Director: Akiva Goldsman

Writer: Akiva Goldsman

Cast: Colin Farrell, Russell Crowe, Jessica Findlay Brown and Jennifer Connolly

Studio: Warner Brothers

“Winter’s Tale” could’ve been great. Russell Crowe gets his role, while not breaking out of that turn of the century mold. Plus, Colin Farrell and Jessica Findlay Brown have chemistry. Unfortunately, the film was written by Akiva Goldsman. Adapting a 1983 romantic fantasy seemed to be too much for Goldsman, so he made this. A wonderfully set movie that balances complexity and fantasy elements with that of a child having a seizure in the middle of a China shop. The creative choices made in balancing casting choices with the need to convey a real fear of mortality was something that I never thought I’d see in a major studio release.

Many members of the online critical community have been speedy to unload on this film. I took my time, because I wasn’t sure of what I saw after the film ended. It is easy to bash Goldsman as the hack screenwriter du jour of the 90s and 00s. That being said, people can change. People should change. However, when you limp your way to an Oscar win and surround yourself with a creative mensch ala Ron Howard…you avoid harsh criticism. There’s no need to grow in a vacuum, as all you hear is praise for choices that never were your own. Poor Colin Farrell actually proved yet again that he is a strong lead, but he keeps picking these movies. You can tell throughout that tricky second act that Goldsman was lot while carving out a pre-set path for him.

What truly matters is that Akiva Goldsman knows how to work his rolodex to put together a hell of a cast. The synergy and political maneuvering to make that happen is truly astounding. Unfortunately, they don’t give awards for schmoozing. You just eventually get the Thalberg. I really don’t want to hate this film, but I’m at a loss for how to cover something that fails on every level. The search for gems in this turd is frustrating and that’s ultimately where you will end up by the end of the movie. That nagging sense that something good was there, but you’ll be damned if you could find it.

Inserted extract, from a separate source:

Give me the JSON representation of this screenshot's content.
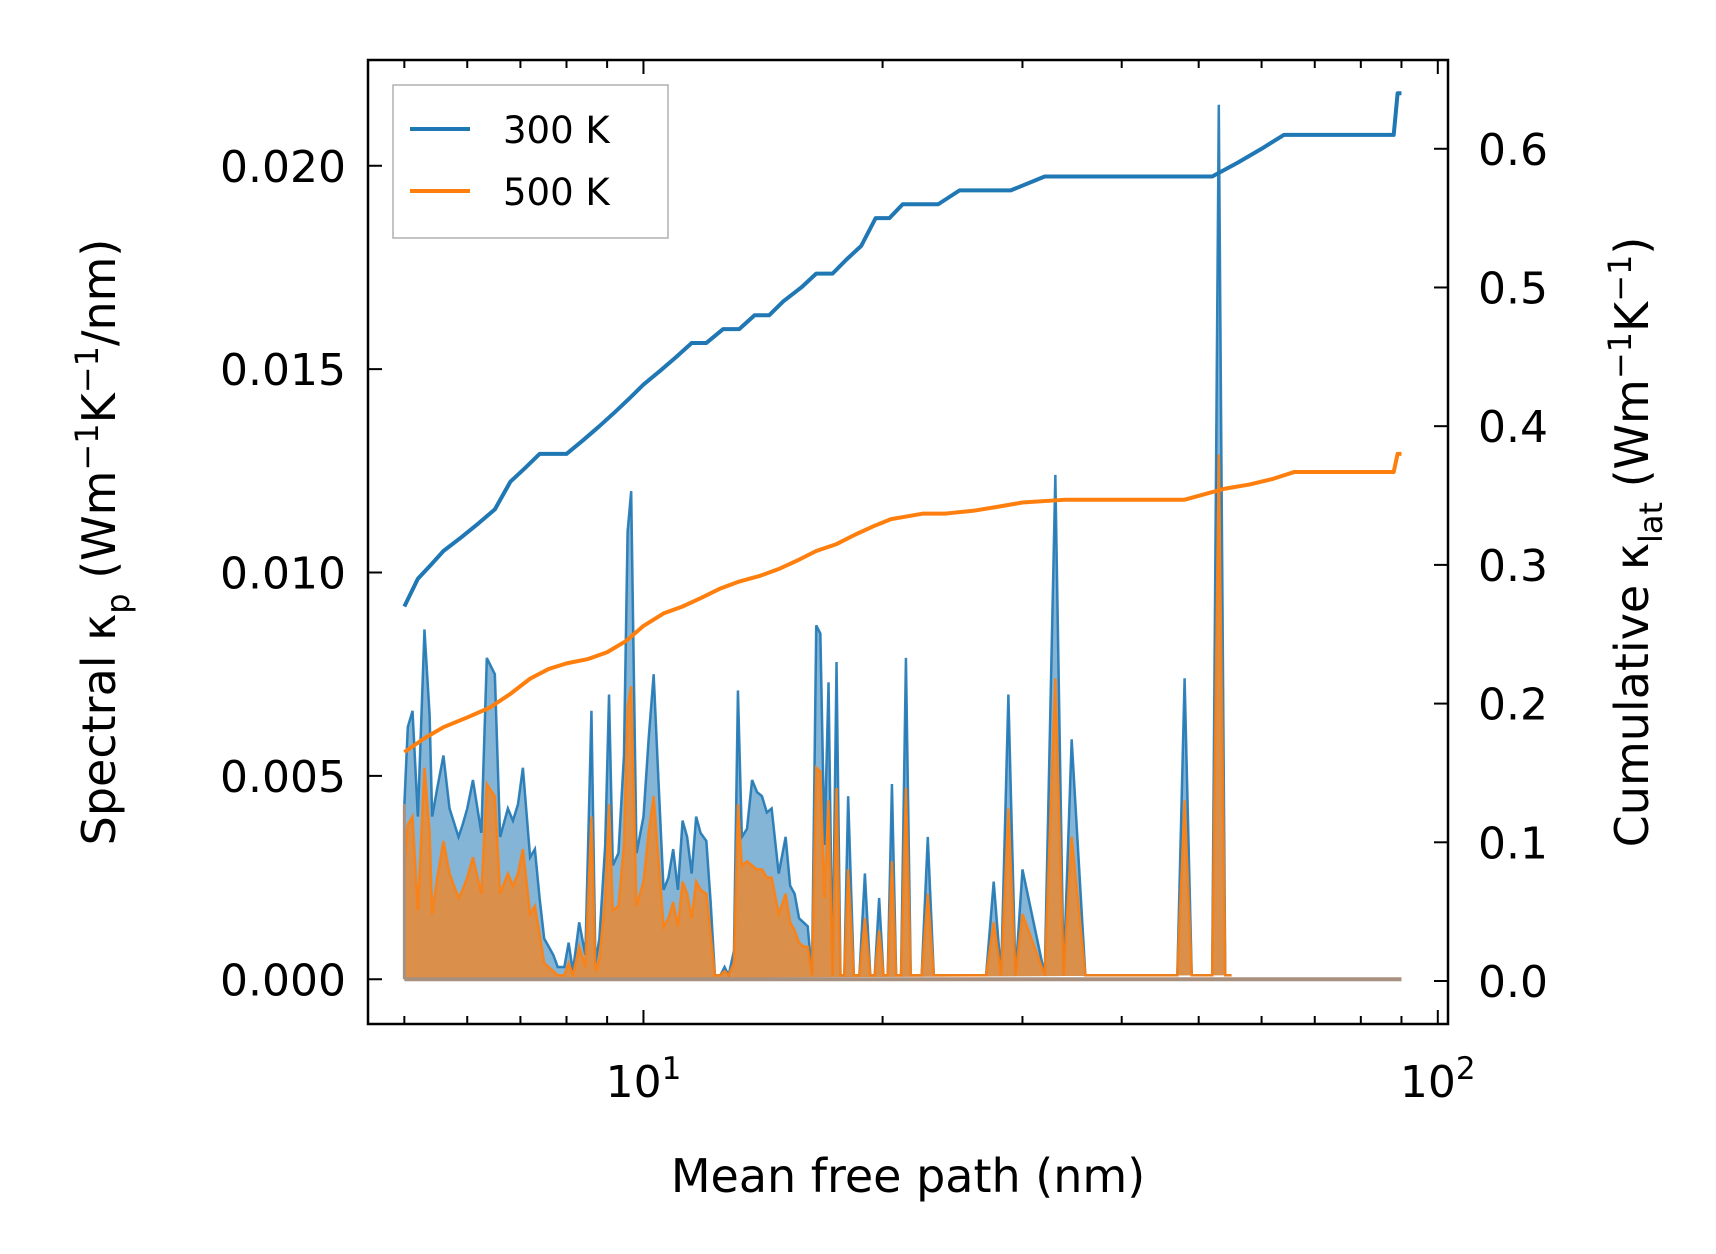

“Winter’s Tale” could’ve been saved, but it’s a work of gross writer indulgence. I support screenwriters and their effort to get their vision onscreen. But, there’s a reason why they don’t always translate over to successful directors. There’s so much extraneous claptrap weighing down what matters in this movie. I don’t want to keep dealing with Russell Crowe and Will Smith. I want to be entranced by Farrell and Brown’s love story. Stick to what matters!